Ottawa

The tough on crime era

‘The deeply embedded nastiness of the current governing party’

A Manitoba judge has defied one of the Harper government’s mandatory minimum sentences.

Mandatory minimum sentences for gun crimes are intended to address the scourge of drive-by shootings and gang turf wars, not to put a remorseful bullying victim behind bars with hardened criminals, Menzies said. “The means used by Parliament to address the objective of gun violence more than minimally impairs the right to be free from cruel and unusual punishment,” he wrote in his 33-page ruling…

Mandatory minimum sentences give an unfair advantage to the Crown by making it more likely for the accused to plead guilty to a lesser offence for fear of risking a long prison sentence, Menzies said. There is also more reluctance on the part of the court to convict an accused facing a lengthy sentence, he said.

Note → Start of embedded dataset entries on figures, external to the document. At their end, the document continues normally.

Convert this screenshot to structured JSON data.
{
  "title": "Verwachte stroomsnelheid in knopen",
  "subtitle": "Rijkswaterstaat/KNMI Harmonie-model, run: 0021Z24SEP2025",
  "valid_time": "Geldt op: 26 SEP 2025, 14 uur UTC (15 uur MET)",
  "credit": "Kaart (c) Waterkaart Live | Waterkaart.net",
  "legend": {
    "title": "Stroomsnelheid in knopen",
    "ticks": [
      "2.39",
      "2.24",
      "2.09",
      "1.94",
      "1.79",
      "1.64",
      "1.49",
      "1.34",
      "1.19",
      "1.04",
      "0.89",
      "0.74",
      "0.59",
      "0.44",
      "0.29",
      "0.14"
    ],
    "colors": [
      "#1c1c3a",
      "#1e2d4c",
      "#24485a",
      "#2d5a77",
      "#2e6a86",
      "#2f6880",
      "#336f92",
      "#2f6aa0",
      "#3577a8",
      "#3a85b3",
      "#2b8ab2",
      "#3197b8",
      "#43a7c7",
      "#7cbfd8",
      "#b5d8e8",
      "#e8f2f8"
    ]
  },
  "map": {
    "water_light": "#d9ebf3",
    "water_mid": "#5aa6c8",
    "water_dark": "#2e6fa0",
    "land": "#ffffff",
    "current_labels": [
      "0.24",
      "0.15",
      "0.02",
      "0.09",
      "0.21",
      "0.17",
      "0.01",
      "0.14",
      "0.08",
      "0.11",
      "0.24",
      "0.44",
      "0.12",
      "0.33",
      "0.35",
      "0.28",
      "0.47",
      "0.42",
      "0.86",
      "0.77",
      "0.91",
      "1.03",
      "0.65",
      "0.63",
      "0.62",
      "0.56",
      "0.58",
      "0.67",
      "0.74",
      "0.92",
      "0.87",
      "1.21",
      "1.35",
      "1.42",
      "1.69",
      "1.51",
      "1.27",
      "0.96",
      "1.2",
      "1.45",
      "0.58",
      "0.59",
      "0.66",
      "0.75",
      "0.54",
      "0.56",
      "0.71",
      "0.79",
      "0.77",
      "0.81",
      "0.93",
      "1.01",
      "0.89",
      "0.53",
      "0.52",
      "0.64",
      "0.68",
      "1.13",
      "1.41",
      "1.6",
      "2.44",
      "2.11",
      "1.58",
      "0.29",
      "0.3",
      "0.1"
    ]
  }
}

Putting first offenders in prison alongside more serious criminals also increases the chances of recidivism and makes it more likely the inmate will join a gang just to survive the sentence, Menzies added. “And in cases such as the present one, there is the danger of reversing all the progress made by an accused in seeking out treatment while waiting his trial by sending him to a federal penitentiary,” he said.

That makes at least five judges—following a judge in British Columbiatwo judges in Ontario and another judge in Manitoba—who have ruled against applying mandatory minimums to individuals found guilty of firearm offences. One of those cases is among a half dozen that the Ontario Court of Appeal will be ruling on.

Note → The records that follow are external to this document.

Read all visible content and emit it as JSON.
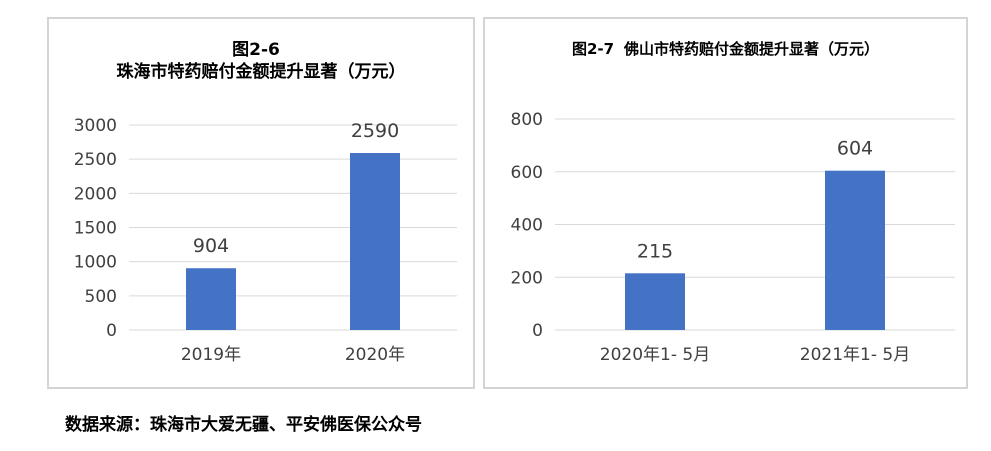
{
  "chart_data": [
    {
      "type": "bar",
      "title_prefix": "图2-6",
      "title": "珠海市特药赔付金额提升显著（万元）",
      "categories": [
        "2019年",
        "2020年"
      ],
      "values": [
        904,
        2590
      ],
      "ylim": [
        0,
        3000
      ],
      "yticks": [
        0,
        500,
        1000,
        1500,
        2000,
        2500,
        3000
      ],
      "grid": true,
      "color": "#4472C4"
    },
    {
      "type": "bar",
      "title_prefix": "图2-7",
      "title": "佛山市特药赔付金额提升显著（万元）",
      "categories": [
        "2020年1- 5月",
        "2021年1- 5月"
      ],
      "values": [
        215,
        604
      ],
      "ylim": [
        0,
        800
      ],
      "yticks": [
        0,
        200,
        400,
        600,
        800
      ],
      "grid": true,
      "color": "#4472C4"
    }
  ],
  "source": "数据来源：珠海市大爱无疆、平安佛医保公众号"
}
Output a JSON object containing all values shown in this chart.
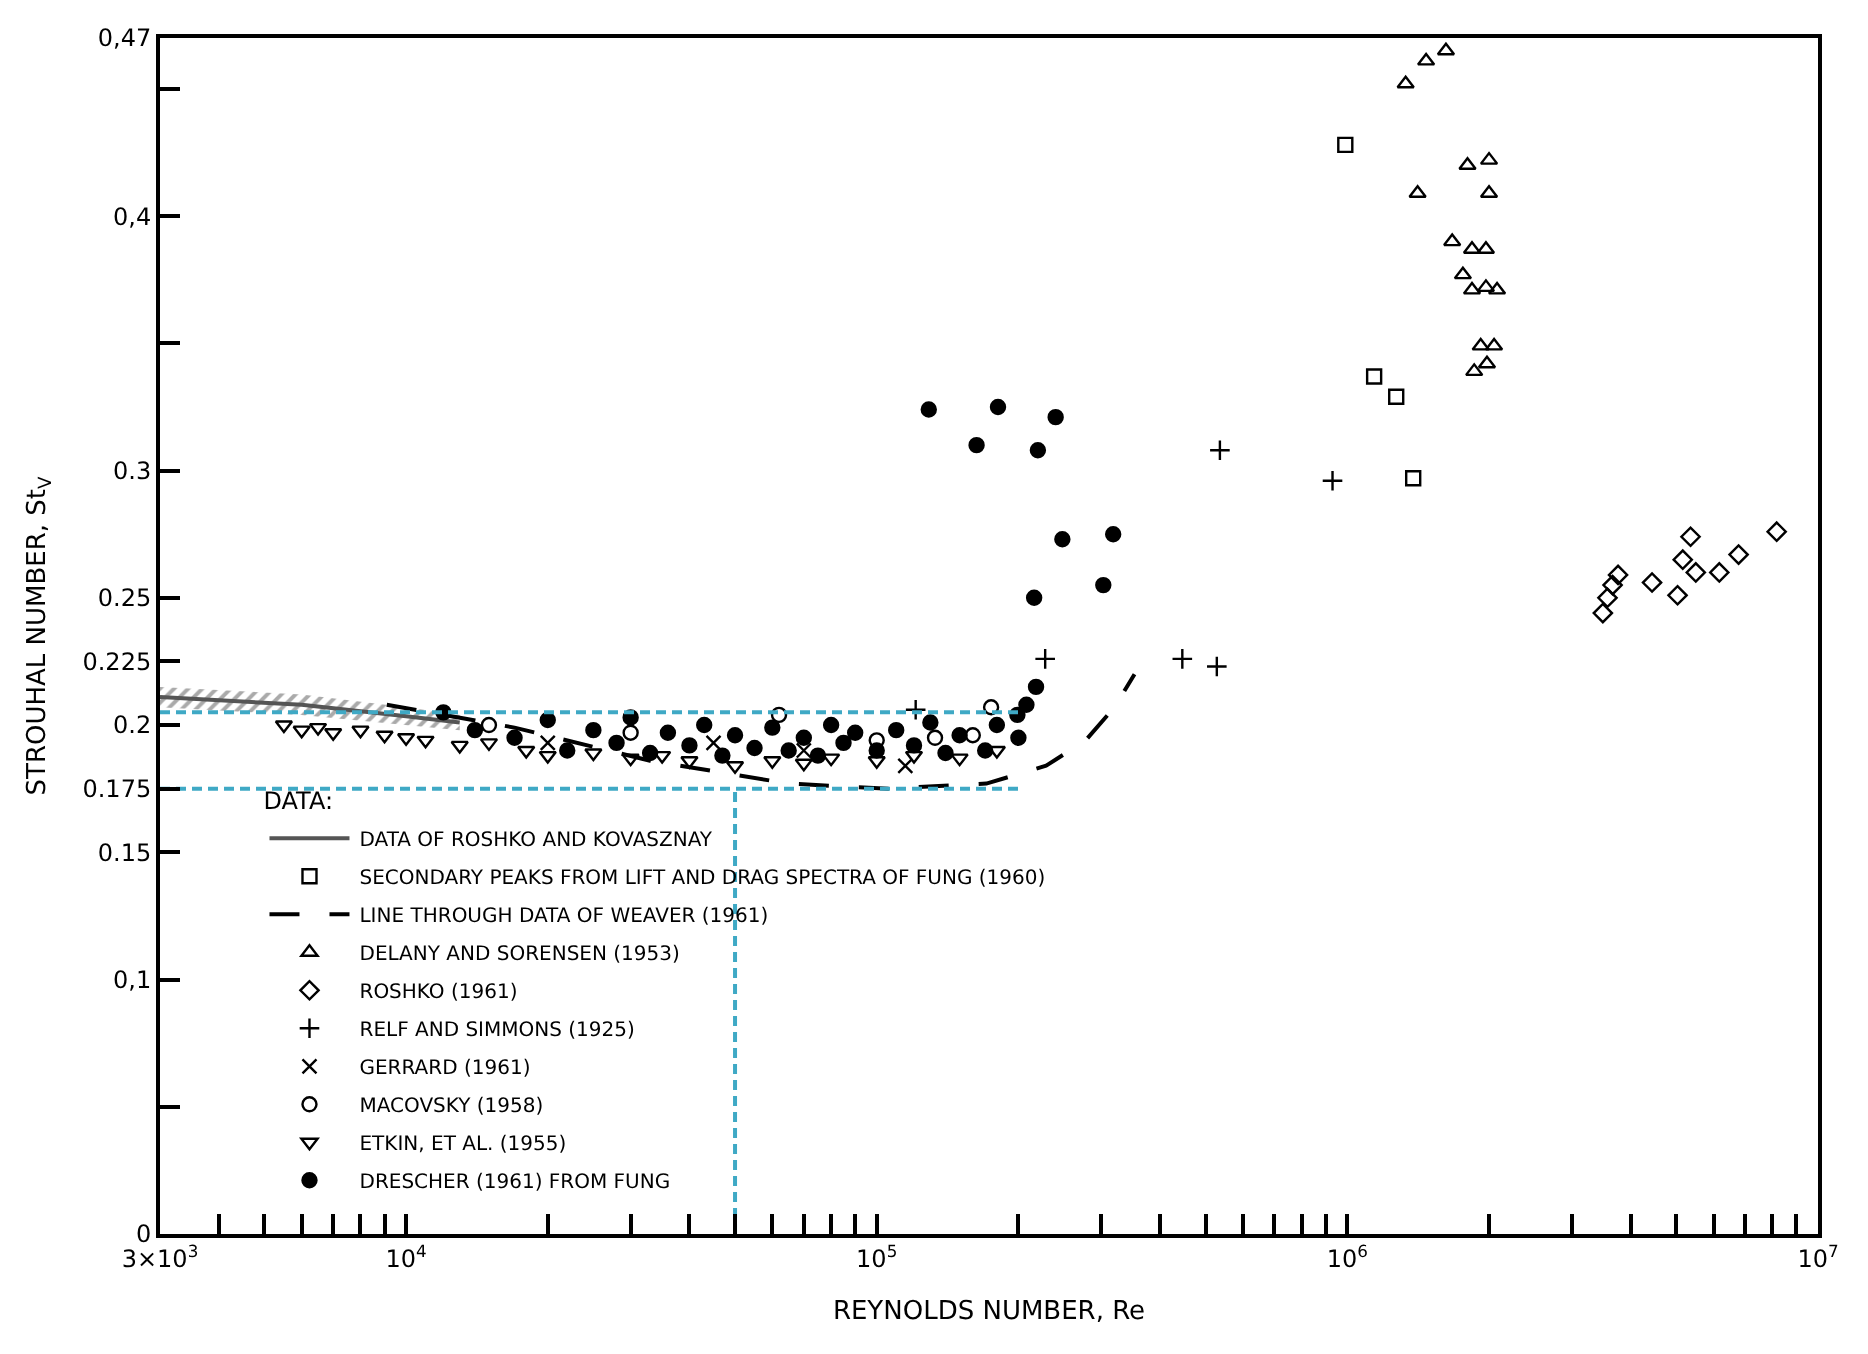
{
  "chart_data": {
    "type": "scatter",
    "xlabel": "REYNOLDS NUMBER, Re",
    "ylabel": "STROUHAL NUMBER, St$_{V}$",
    "legend_title": "DATA:",
    "legend": "bottom left",
    "log": "x",
    "xlim": [
      3000,
      10000000
    ],
    "ylim": [
      0,
      0.47
    ],
    "xticks": [
      {
        "value": 3000,
        "label": "3×10$^{3}$"
      },
      {
        "value": 4000,
        "label": null
      },
      {
        "value": 5000,
        "label": null
      },
      {
        "value": 6000,
        "label": null
      },
      {
        "value": 7000,
        "label": null
      },
      {
        "value": 8000,
        "label": null
      },
      {
        "value": 9000,
        "label": null
      },
      {
        "value": 10000,
        "label": "10$^{4}$"
      },
      {
        "value": 20000,
        "label": null
      },
      {
        "value": 30000,
        "label": null
      },
      {
        "value": 40000,
        "label": null
      },
      {
        "value": 50000,
        "label": null
      },
      {
        "value": 60000,
        "label": null
      },
      {
        "value": 70000,
        "label": null
      },
      {
        "value": 80000,
        "label": null
      },
      {
        "value": 90000,
        "label": null
      },
      {
        "value": 100000,
        "label": "10$^{5}$"
      },
      {
        "value": 200000,
        "label": null
      },
      {
        "value": 300000,
        "label": null
      },
      {
        "value": 400000,
        "label": null
      },
      {
        "value": 500000,
        "label": null
      },
      {
        "value": 600000,
        "label": null
      },
      {
        "value": 700000,
        "label": null
      },
      {
        "value": 800000,
        "label": null
      },
      {
        "value": 900000,
        "label": null
      },
      {
        "value": 1000000,
        "label": "10$^{6}$"
      },
      {
        "value": 2000000,
        "label": null
      },
      {
        "value": 3000000,
        "label": null
      },
      {
        "value": 4000000,
        "label": null
      },
      {
        "value": 5000000,
        "label": null
      },
      {
        "value": 6000000,
        "label": null
      },
      {
        "value": 7000000,
        "label": null
      },
      {
        "value": 8000000,
        "label": null
      },
      {
        "value": 9000000,
        "label": null
      },
      {
        "value": 10000000,
        "label": "10$^{7}$"
      }
    ],
    "yticks": [
      0,
      {
        "value": 0.05,
        "label": null
      },
      {
        "value": 0.1,
        "label": "0,1"
      },
      0.15,
      0.175,
      0.2,
      0.225,
      0.25,
      0.3,
      {
        "value": 0.35,
        "label": null
      },
      {
        "value": 0.4,
        "label": "0,4"
      },
      {
        "value": 0.45,
        "label": null
      },
      {
        "value": 0.47,
        "label": "0,47"
      }
    ],
    "series": [
      {
        "type": "line",
        "name": "DATA OF ROSHKO AND KOVASZNAY",
        "color": "#555555",
        "marker": "none",
        "x": [
          3000,
          6000,
          10000,
          13000
        ],
        "values": [
          0.211,
          0.208,
          0.2035,
          0.201
        ],
        "lower": [
          0.207,
          0.204,
          0.2,
          0.198
        ],
        "upper": [
          0.215,
          0.212,
          0.207,
          0.204
        ]
      },
      {
        "name": "SECONDARY PEAKS FROM LIFT AND DRAG SPECTRA OF FUNG (1960)",
        "color": "#000000",
        "marker": "square-open",
        "x": [
          990000,
          1140000,
          1270000,
          1380000
        ],
        "values": [
          0.428,
          0.337,
          0.329,
          0.297
        ]
      },
      {
        "type": "line",
        "name": "LINE THROUGH DATA OF WEAVER (1961)",
        "color": "#000000",
        "marker": "none",
        "line_style": "longdash",
        "x": [
          9100,
          17000,
          33000,
          65000,
          106000,
          171000,
          229000,
          278000,
          320000,
          353000
        ],
        "values": [
          0.208,
          0.199,
          0.186,
          0.177,
          0.175,
          0.177,
          0.184,
          0.194,
          0.207,
          0.22
        ]
      },
      {
        "name": "DELANY AND SORENSEN (1953)",
        "color": "#000000",
        "marker": "triangle-up-open",
        "x": [
          1330000,
          1470000,
          1620000,
          1800000,
          2000000,
          1410000,
          2000000,
          1670000,
          1840000,
          1970000,
          1760000,
          1840000,
          1970000,
          2080000,
          1920000,
          2050000,
          1860000,
          1980000
        ],
        "values": [
          0.452,
          0.461,
          0.465,
          0.42,
          0.422,
          0.409,
          0.409,
          0.39,
          0.387,
          0.387,
          0.377,
          0.371,
          0.372,
          0.371,
          0.349,
          0.349,
          0.339,
          0.342
        ]
      },
      {
        "name": "ROSHKO (1961)",
        "color": "#000000",
        "marker": "diamond-open",
        "x": [
          3490000,
          3570000,
          3660000,
          3760000,
          4440000,
          5030000,
          5160000,
          5360000,
          5500000,
          6170000,
          6780000,
          8170000
        ],
        "values": [
          0.244,
          0.25,
          0.255,
          0.259,
          0.256,
          0.251,
          0.265,
          0.274,
          0.26,
          0.26,
          0.267,
          0.276
        ]
      },
      {
        "name": "RELF AND SIMMONS (1925)",
        "color": "#000000",
        "marker": "cross",
        "x": [
          121000,
          228000,
          446000,
          528000,
          536000,
          930000
        ],
        "values": [
          0.206,
          0.226,
          0.226,
          0.223,
          0.308,
          0.296
        ]
      },
      {
        "name": "GERRARD (1961)",
        "color": "#000000",
        "marker": "x",
        "x": [
          20000,
          45000,
          70000,
          115000
        ],
        "values": [
          0.193,
          0.193,
          0.19,
          0.184
        ]
      },
      {
        "name": "MACOVSKY (1958)",
        "color": "#000000",
        "marker": "circle-open",
        "x": [
          15000,
          30000,
          62000,
          100000,
          133000,
          160000,
          175000
        ],
        "values": [
          0.2,
          0.197,
          0.204,
          0.194,
          0.195,
          0.196,
          0.207
        ]
      },
      {
        "name": "ETKIN, ET AL. (1955)",
        "color": "#000000",
        "marker": "triangle-down-open",
        "x": [
          5500,
          6000,
          6500,
          7000,
          8000,
          9000,
          10000,
          11000,
          13000,
          15000,
          18000,
          20000,
          25000,
          30000,
          35000,
          40000,
          50000,
          60000,
          70000,
          80000,
          100000,
          120000,
          150000,
          180000
        ],
        "values": [
          0.2,
          0.198,
          0.199,
          0.197,
          0.198,
          0.196,
          0.195,
          0.194,
          0.192,
          0.193,
          0.19,
          0.188,
          0.189,
          0.187,
          0.188,
          0.186,
          0.184,
          0.186,
          0.185,
          0.187,
          0.186,
          0.188,
          0.187,
          0.19
        ]
      },
      {
        "name": "DRESCHER (1961) FROM FUNG",
        "color": "#000000",
        "marker": "circle",
        "x": [
          12000,
          14000,
          17000,
          20000,
          22000,
          25000,
          28000,
          30000,
          33000,
          36000,
          40000,
          43000,
          47000,
          50000,
          55000,
          60000,
          65000,
          70000,
          75000,
          80000,
          85000,
          90000,
          100000,
          110000,
          120000,
          130000,
          140000,
          150000,
          170000,
          180000,
          200000,
          199000,
          208000,
          218000,
          129000,
          181000,
          240000,
          163000,
          220000,
          248000,
          318000,
          303000,
          216000
        ],
        "values": [
          0.205,
          0.198,
          0.195,
          0.202,
          0.19,
          0.198,
          0.193,
          0.203,
          0.189,
          0.197,
          0.192,
          0.2,
          0.188,
          0.196,
          0.191,
          0.199,
          0.19,
          0.195,
          0.188,
          0.2,
          0.193,
          0.197,
          0.19,
          0.198,
          0.192,
          0.201,
          0.189,
          0.196,
          0.19,
          0.2,
          0.195,
          0.204,
          0.208,
          0.215,
          0.324,
          0.325,
          0.321,
          0.31,
          0.308,
          0.273,
          0.275,
          0.255,
          0.25
        ]
      },
      {
        "type": "line",
        "color": "#3fa9c5",
        "marker": "none",
        "line_style": "dashed",
        "x": [
          3000,
          200000
        ],
        "values": [
          0.205,
          0.205
        ]
      },
      {
        "type": "line",
        "color": "#3fa9c5",
        "marker": "none",
        "line_style": "dashed",
        "x": [
          3000,
          200000
        ],
        "values": [
          0.175,
          0.175
        ]
      },
      {
        "type": "line",
        "color": "#3fa9c5",
        "marker": "none",
        "line_style": "dashed",
        "x": [
          50000,
          50000
        ],
        "values": [
          0,
          0.175
        ]
      }
    ]
  }
}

Meanwhile, the former director general of the government’s corrections and criminal justice directorate is generally unimpressed.

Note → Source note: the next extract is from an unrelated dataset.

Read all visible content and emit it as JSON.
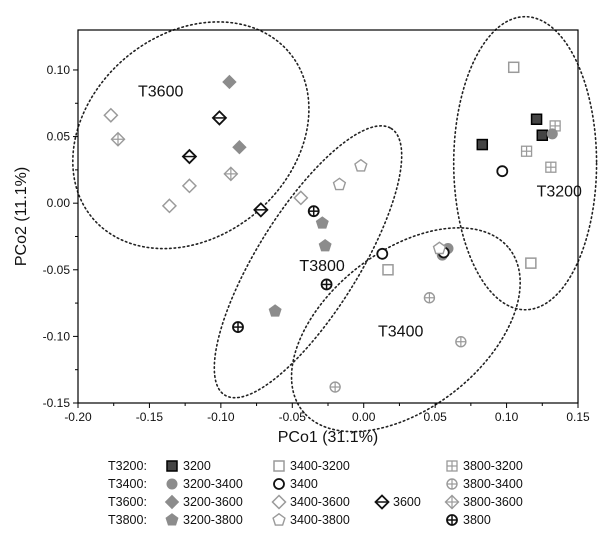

“The current government has an approach that they like to call tough on crime. I say that’s the last thing it is. In fact it’s quite soft on crime because it’s really a lot of slogans and failed policies that do nothing to address crime or victimization.”

Some of the rhetoric, she said, was on display this summer when Prime Minister Stephen Harper announced new legislation for dealing with child-sex offenders. “The fact is we don’t understand them and we don’t particularly care to. We understand only that they must be dealt with,” Harper said at the time.

Campbell said those remarks are “chilling when we think of them used with other groups of citizens today and in the past.” “The deeply embedded nastiness of the current governing party is constantly displayed in their actions, whether it be creating even more punitive carceral conditions, erecting barriers to reintegration, never letting the offender be more than the worst thing they have ever done, using victims for political ends – the list is truly endless,” she wrote in her conference speaking notes.

Prisoners in four provinces are currently on strike to protest a cut in the amount they can earn for doing work (they currently earned an average of $3 per day).